Like the Helmert contrasts, our intercept is mean of all means. But our two coefficients have different interpretations. The first is the mean of all means minus the mean of level 1 (A). The second coefficient is the mean of all means minus the mean of level 2 (B). Notice in the model output above that the second coefficient is not significant.

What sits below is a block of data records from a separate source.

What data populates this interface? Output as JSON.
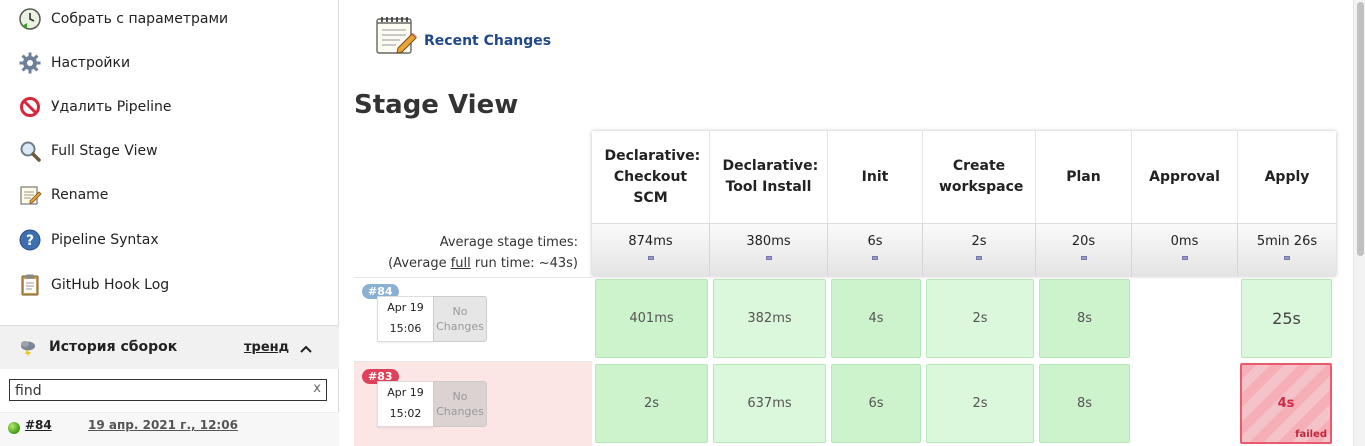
{
  "sidebar": {
    "items": [
      {
        "label": "Собрать с параметрами",
        "icon": "clock-build-icon"
      },
      {
        "label": "Настройки",
        "icon": "gear-icon"
      },
      {
        "label": "Удалить Pipeline",
        "icon": "no-entry-icon"
      },
      {
        "label": "Full Stage View",
        "icon": "magnifier-icon"
      },
      {
        "label": "Rename",
        "icon": "notepad-icon"
      },
      {
        "label": "Pipeline Syntax",
        "icon": "help-icon"
      },
      {
        "label": "GitHub Hook Log",
        "icon": "clipboard-icon"
      }
    ],
    "history": {
      "title": "История сборок",
      "trend": "тренд",
      "find_value": "find",
      "clear": "x",
      "builds": [
        {
          "number": "#84",
          "date": "19 апр. 2021 г., 12:06",
          "status_color": "#4caf1c"
        }
      ]
    }
  },
  "main": {
    "recent_changes": "Recent Changes",
    "stage_view_title": "Stage View",
    "avg_label_line1": "Average stage times:",
    "avg_label_prefix": "(Average ",
    "avg_label_full": "full",
    "avg_label_suffix": " run time: ~43s)",
    "stages": [
      {
        "name": "Declarative: Checkout SCM",
        "avg": "874ms"
      },
      {
        "name": "Declarative: Tool Install",
        "avg": "380ms"
      },
      {
        "name": "Init",
        "avg": "6s"
      },
      {
        "name": "Create workspace",
        "avg": "2s"
      },
      {
        "name": "Plan",
        "avg": "20s"
      },
      {
        "name": "Approval",
        "avg": "0ms"
      },
      {
        "name": "Apply",
        "avg": "5min 26s"
      }
    ],
    "runs": [
      {
        "badge": "#84",
        "badge_color": "#8ab0d4",
        "month_day": "Apr 19",
        "time": "15:06",
        "changes": "No Changes",
        "cells": [
          "401ms",
          "382ms",
          "4s",
          "2s",
          "8s",
          "",
          "25s"
        ]
      },
      {
        "badge": "#83",
        "badge_color": "#e0415a",
        "month_day": "Apr 19",
        "time": "15:02",
        "changes": "No Changes",
        "cells": [
          "2s",
          "637ms",
          "6s",
          "2s",
          "8s",
          "",
          "4s"
        ],
        "failed_label": "failed"
      }
    ]
  },
  "colors": {
    "success_cell": "#dcf8dc",
    "failed_cell": "#f6aeb7",
    "link": "#204a87"
  }
}
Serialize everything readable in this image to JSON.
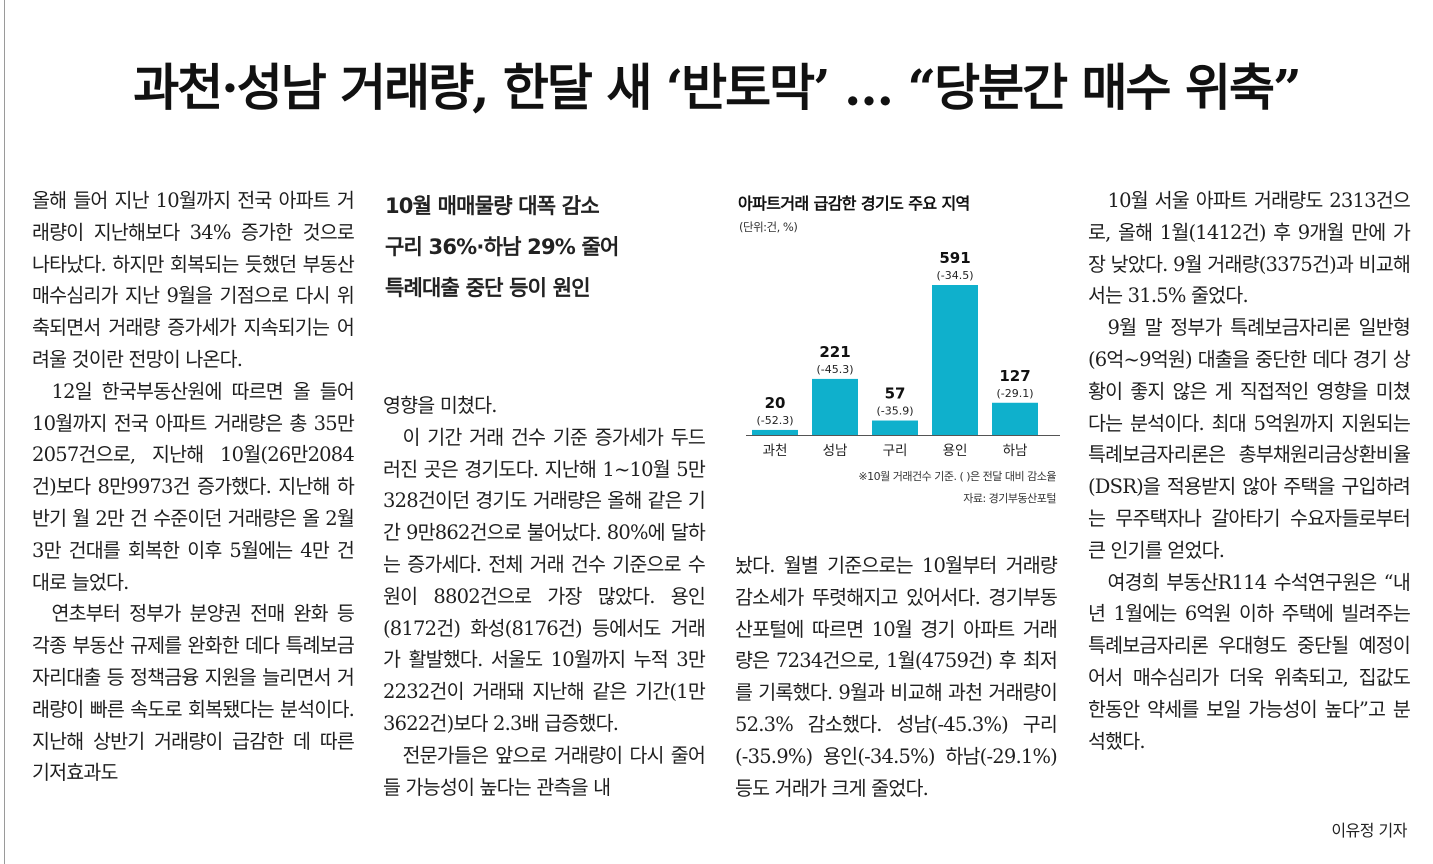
{
  "headline": "과천·성남 거래량, 한달 새 ‘반토막’ … “당분간 매수 위축”",
  "subheads": [
    "10월 매매물량 대폭 감소",
    "구리 36%·하남 29% 줄어",
    "특례대출 중단 등이 원인"
  ],
  "columns": {
    "col1": [
      "올해 들어 지난 10월까지 전국 아파트 거래량이 지난해보다 34% 증가한 것으로 나타났다. 하지만 회복되는 듯했던 부동산매수심리가 지난 9월을 기점으로 다시 위축되면서 거래량 증가세가 지속되기는 어려울 것이란 전망이 나온다.",
      "12일 한국부동산원에 따르면 올 들어 10월까지 전국 아파트 거래량은 총 35만2057건으로, 지난해 10월(26만2084건)보다 8만9973건 증가했다. 지난해 하반기 월 2만 건 수준이던 거래량은 올 2월 3만 건대를 회복한 이후 5월에는 4만 건대로 늘었다.",
      "연초부터 정부가 분양권 전매 완화 등 각종 부동산 규제를 완화한 데다 특례보금자리대출 등 정책금융 지원을 늘리면서 거래량이 빠른 속도로 회복됐다는 분석이다. 지난해 상반기 거래량이 급감한 데 따른 기저효과도"
    ],
    "col2": [
      "영향을 미쳤다.",
      "이 기간 거래 건수 기준 증가세가 두드러진 곳은 경기도다. 지난해 1~10월 5만328건이던 경기도 거래량은 올해 같은 기간 9만862건으로 불어났다. 80%에 달하는 증가세다. 전체 거래 건수 기준으로 수원이 8802건으로 가장 많았다. 용인(8172건) 화성(8176건) 등에서도 거래가 활발했다. 서울도 10월까지 누적 3만2232건이 거래돼 지난해 같은 기간(1만3622건)보다 2.3배 급증했다.",
      "전문가들은 앞으로 거래량이 다시 줄어들 가능성이 높다는 관측을 내"
    ],
    "col3": [
      "놨다. 월별 기준으로는 10월부터 거래량 감소세가 뚜렷해지고 있어서다. 경기부동산포털에 따르면 10월 경기 아파트 거래량은 7234건으로, 1월(4759건) 후 최저를 기록했다. 9월과 비교해 과천 거래량이 52.3% 감소했다. 성남(-45.3%) 구리(-35.9%) 용인(-34.5%) 하남(-29.1%) 등도 거래가 크게 줄었다."
    ],
    "col4": [
      "10월 서울 아파트 거래량도 2313건으로, 올해 1월(1412건) 후 9개월 만에 가장 낮았다. 9월 거래량(3375건)과 비교해서는 31.5% 줄었다.",
      "9월 말 정부가 특례보금자리론 일반형(6억~9억원) 대출을 중단한 데다 경기 상황이 좋지 않은 게 직접적인 영향을 미쳤다는 분석이다. 최대 5억원까지 지원되는 특례보금자리론은 총부채원리금상환비율(DSR)을 적용받지 않아 주택을 구입하려는 무주택자나 갈아타기 수요자들로부터 큰 인기를 얻었다.",
      "여경희 부동산R114 수석연구원은 “내년 1월에는 6억원 이하 주택에 빌려주는 특례보금자리론 우대형도 중단될 예정이어서 매수심리가 더욱 위축되고, 집값도 한동안 약세를 보일 가능성이 높다”고 분석했다."
    ]
  },
  "byline": "이유정 기자",
  "chart_data": {
    "type": "bar",
    "title": "아파트거래 급감한 경기도 주요 지역",
    "unit": "(단위:건, %)",
    "categories": [
      "과천",
      "성남",
      "구리",
      "용인",
      "하남"
    ],
    "values": [
      20,
      221,
      57,
      591,
      127
    ],
    "change_labels": [
      "(-52.3)",
      "(-45.3)",
      "(-35.9)",
      "(-34.5)",
      "(-29.1)"
    ],
    "ylim": [
      0,
      591
    ],
    "note": "※10월 거래건수 기준. ( )은 전달 대비 감소율",
    "source": "자료: 경기부동산포털",
    "bar_color": "#0fb0cc"
  }
}
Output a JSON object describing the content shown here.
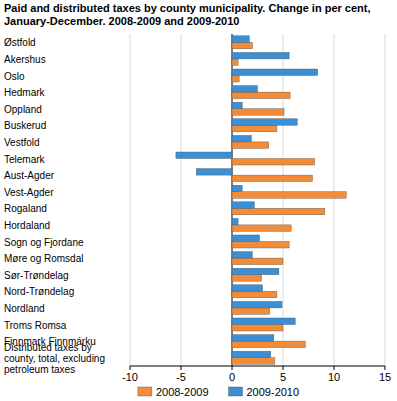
{
  "chart_data": {
    "type": "bar",
    "orientation": "horizontal",
    "title": "Paid and distributed taxes by county municipality. Change in per cent, January-December. 2008-2009 and 2009-2010",
    "categories": [
      "Østfold",
      "Akershus",
      "Oslo",
      "Hedmark",
      "Oppland",
      "Buskerud",
      "Vestfold",
      "Telemark",
      "Aust-Agder",
      "Vest-Agder",
      "Rogaland",
      "Hordaland",
      "Sogn og Fjordane",
      "Møre og Romsdal",
      "Sør-Trøndelag",
      "Nord-Trøndelag",
      "Nordland",
      "Troms Romsa",
      "Finnmark Finnmárku",
      "Distributed taxes by county, total, excluding petroleum taxes"
    ],
    "series": [
      {
        "name": "2008-2009",
        "color": "#f28c38",
        "values": [
          2.0,
          0.6,
          0.7,
          5.7,
          5.1,
          4.4,
          3.6,
          8.1,
          7.9,
          11.2,
          9.1,
          5.8,
          5.6,
          5.0,
          2.9,
          4.4,
          3.7,
          5.0,
          7.2,
          4.2
        ]
      },
      {
        "name": "2009-2010",
        "color": "#3a8fd6",
        "values": [
          1.7,
          5.6,
          8.4,
          2.5,
          1.0,
          6.4,
          1.9,
          -5.5,
          -3.5,
          1.0,
          2.2,
          0.6,
          2.7,
          2.0,
          4.6,
          3.0,
          4.9,
          6.2,
          4.1,
          3.8
        ]
      }
    ],
    "xlim": [
      -10,
      15
    ],
    "xticks": [
      -10,
      -5,
      0,
      5,
      10,
      15
    ],
    "grid": true,
    "legend": "bottom"
  }
}
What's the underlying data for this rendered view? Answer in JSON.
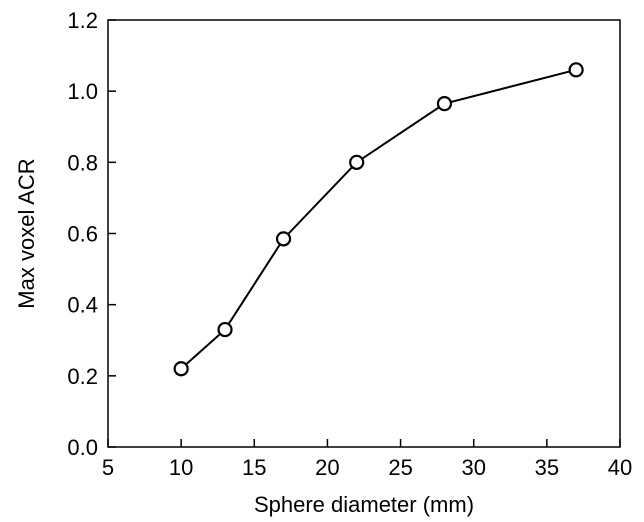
{
  "chart_data": {
    "type": "line",
    "title": "",
    "xlabel": "Sphere diameter (mm)",
    "ylabel": "Max voxel ACR",
    "xlim": [
      5,
      40
    ],
    "ylim": [
      0.0,
      1.2
    ],
    "x_ticks": [
      5,
      10,
      15,
      20,
      25,
      30,
      35,
      40
    ],
    "x_tick_labels": [
      "5",
      "10",
      "15",
      "20",
      "25",
      "30",
      "35",
      "40"
    ],
    "y_ticks": [
      0.0,
      0.2,
      0.4,
      0.6,
      0.8,
      1.0,
      1.2
    ],
    "y_tick_labels": [
      "0.0",
      "0.2",
      "0.4",
      "0.6",
      "0.8",
      "1.0",
      "1.2"
    ],
    "grid": false,
    "legend": "none",
    "series": [
      {
        "x": [
          10,
          13,
          17,
          22,
          28,
          37
        ],
        "y": [
          0.22,
          0.33,
          0.585,
          0.8,
          0.965,
          1.06
        ],
        "marker": "open-circle",
        "color": "#000000"
      }
    ]
  }
}
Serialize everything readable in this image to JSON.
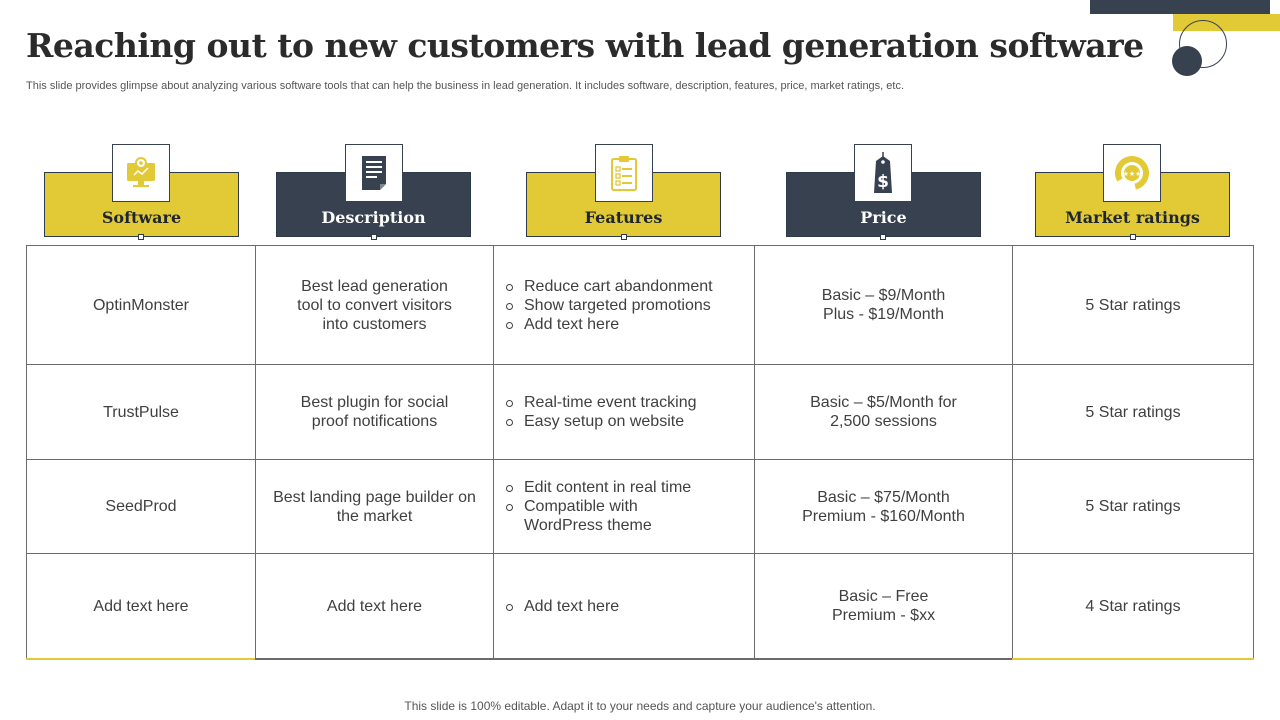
{
  "title": "Reaching out to new customers with lead generation software",
  "subtitle": "This slide provides glimpse about analyzing various software tools that can help the business in lead generation. It includes software, description, features, price, market ratings, etc.",
  "headers": [
    {
      "label": "Software",
      "icon": "computer-gear-icon",
      "color": "#e2c936"
    },
    {
      "label": "Description",
      "icon": "document-icon",
      "color": "#37414f"
    },
    {
      "label": "Features",
      "icon": "clipboard-checklist-icon",
      "color": "#e2c936"
    },
    {
      "label": "Price",
      "icon": "price-tag-icon",
      "color": "#37414f"
    },
    {
      "label": "Market ratings",
      "icon": "rating-gauge-icon",
      "color": "#e2c936"
    }
  ],
  "rows": [
    {
      "software": "OptinMonster",
      "description": [
        "Best lead generation",
        "tool to convert visitors",
        "into customers"
      ],
      "features": [
        "Reduce cart abandonment",
        "Show targeted promotions",
        "Add text here"
      ],
      "price": [
        "Basic – $9/Month",
        "Plus - $19/Month"
      ],
      "rating": "5 Star ratings"
    },
    {
      "software": "TrustPulse",
      "description": [
        "Best plugin for social",
        "proof notifications"
      ],
      "features": [
        "Real-time event tracking",
        "Easy setup on website"
      ],
      "price": [
        "Basic – $5/Month for",
        "2,500 sessions"
      ],
      "rating": "5 Star ratings"
    },
    {
      "software": "SeedProd",
      "description": [
        "Best landing page builder on",
        "the market"
      ],
      "features": [
        "Edit content in real time",
        "Compatible with WordPress theme"
      ],
      "price": [
        "Basic – $75/Month",
        "Premium - $160/Month"
      ],
      "rating": "5 Star ratings"
    },
    {
      "software": "Add text here",
      "description": [
        "Add text here"
      ],
      "features": [
        "Add text here"
      ],
      "price": [
        "Basic – Free",
        "Premium - $xx"
      ],
      "rating": "4 Star ratings"
    }
  ],
  "footer": "This slide is 100% editable. Adapt it to your needs and capture your audience's attention.",
  "colors": {
    "accent": "#e2c936",
    "dark": "#37414f"
  }
}
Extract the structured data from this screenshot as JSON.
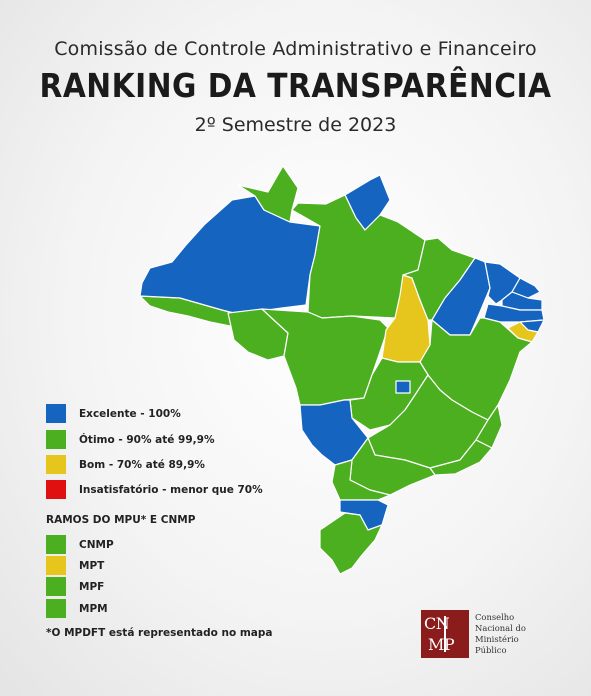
{
  "header": {
    "line1": "Comissão de Controle Administrativo e Financeiro",
    "line2": "RANKING  DA TRANSPARÊNCIA",
    "line3": "2º Semestre de 2023"
  },
  "colors": {
    "excelente": "#1565c0",
    "otimo": "#4caf1f",
    "bom": "#e6c61c",
    "insatisfatorio": "#e01010",
    "border": "#ffffff"
  },
  "legend": [
    {
      "label": "Excelente - 100%",
      "color": "#1565c0"
    },
    {
      "label": "Ótimo - 90% até 99,9%",
      "color": "#4caf1f"
    },
    {
      "label": "Bom - 70% até 89,9%",
      "color": "#e6c61c"
    },
    {
      "label": "Insatisfatório - menor que 70%",
      "color": "#e01010"
    }
  ],
  "branches": {
    "title": "RAMOS DO MPU* E CNMP",
    "items": [
      {
        "label": "CNMP",
        "color": "#4caf1f"
      },
      {
        "label": "MPT",
        "color": "#e6c61c"
      },
      {
        "label": "MPF",
        "color": "#4caf1f"
      },
      {
        "label": "MPM",
        "color": "#4caf1f"
      }
    ]
  },
  "note": "*O MPDFT está representado no mapa",
  "logo": {
    "mark_top": "CN",
    "mark_bottom": "MP",
    "line1": "Conselho",
    "line2": "Nacional do",
    "line3": "Ministério Público"
  },
  "states": [
    {
      "id": "AC",
      "rating": "otimo"
    },
    {
      "id": "AM",
      "rating": "excelente"
    },
    {
      "id": "RR",
      "rating": "otimo"
    },
    {
      "id": "AP",
      "rating": "excelente"
    },
    {
      "id": "PA",
      "rating": "otimo"
    },
    {
      "id": "RO",
      "rating": "otimo"
    },
    {
      "id": "MT",
      "rating": "otimo"
    },
    {
      "id": "TO",
      "rating": "bom"
    },
    {
      "id": "MA",
      "rating": "otimo"
    },
    {
      "id": "PI",
      "rating": "excelente"
    },
    {
      "id": "CE",
      "rating": "excelente"
    },
    {
      "id": "RN",
      "rating": "excelente"
    },
    {
      "id": "PB",
      "rating": "excelente"
    },
    {
      "id": "PE",
      "rating": "excelente"
    },
    {
      "id": "AL",
      "rating": "excelente"
    },
    {
      "id": "SE",
      "rating": "bom"
    },
    {
      "id": "BA",
      "rating": "otimo"
    },
    {
      "id": "GO",
      "rating": "otimo"
    },
    {
      "id": "DF",
      "rating": "excelente"
    },
    {
      "id": "MS",
      "rating": "excelente"
    },
    {
      "id": "MG",
      "rating": "otimo"
    },
    {
      "id": "ES",
      "rating": "otimo"
    },
    {
      "id": "RJ",
      "rating": "otimo"
    },
    {
      "id": "SP",
      "rating": "otimo"
    },
    {
      "id": "PR",
      "rating": "otimo"
    },
    {
      "id": "SC",
      "rating": "excelente"
    },
    {
      "id": "RS",
      "rating": "otimo"
    }
  ]
}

In other words, the mean of level B is not significantly different from the mean of all means.

```
# intercept = mean of all means
coef(m.sum)[1]
(Intercept)
9.666667
mean(means)
[1] 9.666667
# flevels1 = mean of all means - mean of level 1 (here, A)
coef(m.sum)[2]
flevels1
-3.666667
means[1] - mean(means)
A
-3.666667
# flevels2 = mean of all means - mean of level 2 (here, B)
coef(m.sum)[3]
flevels2
0.4333333
means[2] - mean(means)
B
0.4333333
```

Finally to be complete we plug in the row values of the Sum contrast matrix to verify it returns the means of the factor levels:

```
means
A B C
6.0 10.1 12.9
# mean of A -->row 1: 1 0
coef(m.sum)[1] + 1*coef(m.sum)[2] + 0*coef(m.sum)[3]
(Intercept)
6
# mean of B -->row 2: 0 1
coef(m.sum)[1] + 0*coef(m.sum)[2] + 1*coef(m.sum)[3]
(Intercept)
10.1
# mean of C -->row 3: -1 -1
coef(m.sum)[1] + -1*coef(m.sum)[2] + -1*coef(m.sum)[3]
(Intercept)
12.9
```

And finally we wrap up this exercise by returning the contrast level of our categorical variable back to the system default:

```
contrasts(flevels) <- NULL
```

Hopefully this helps you get a better handle on what Helmert and Sum contrasts do.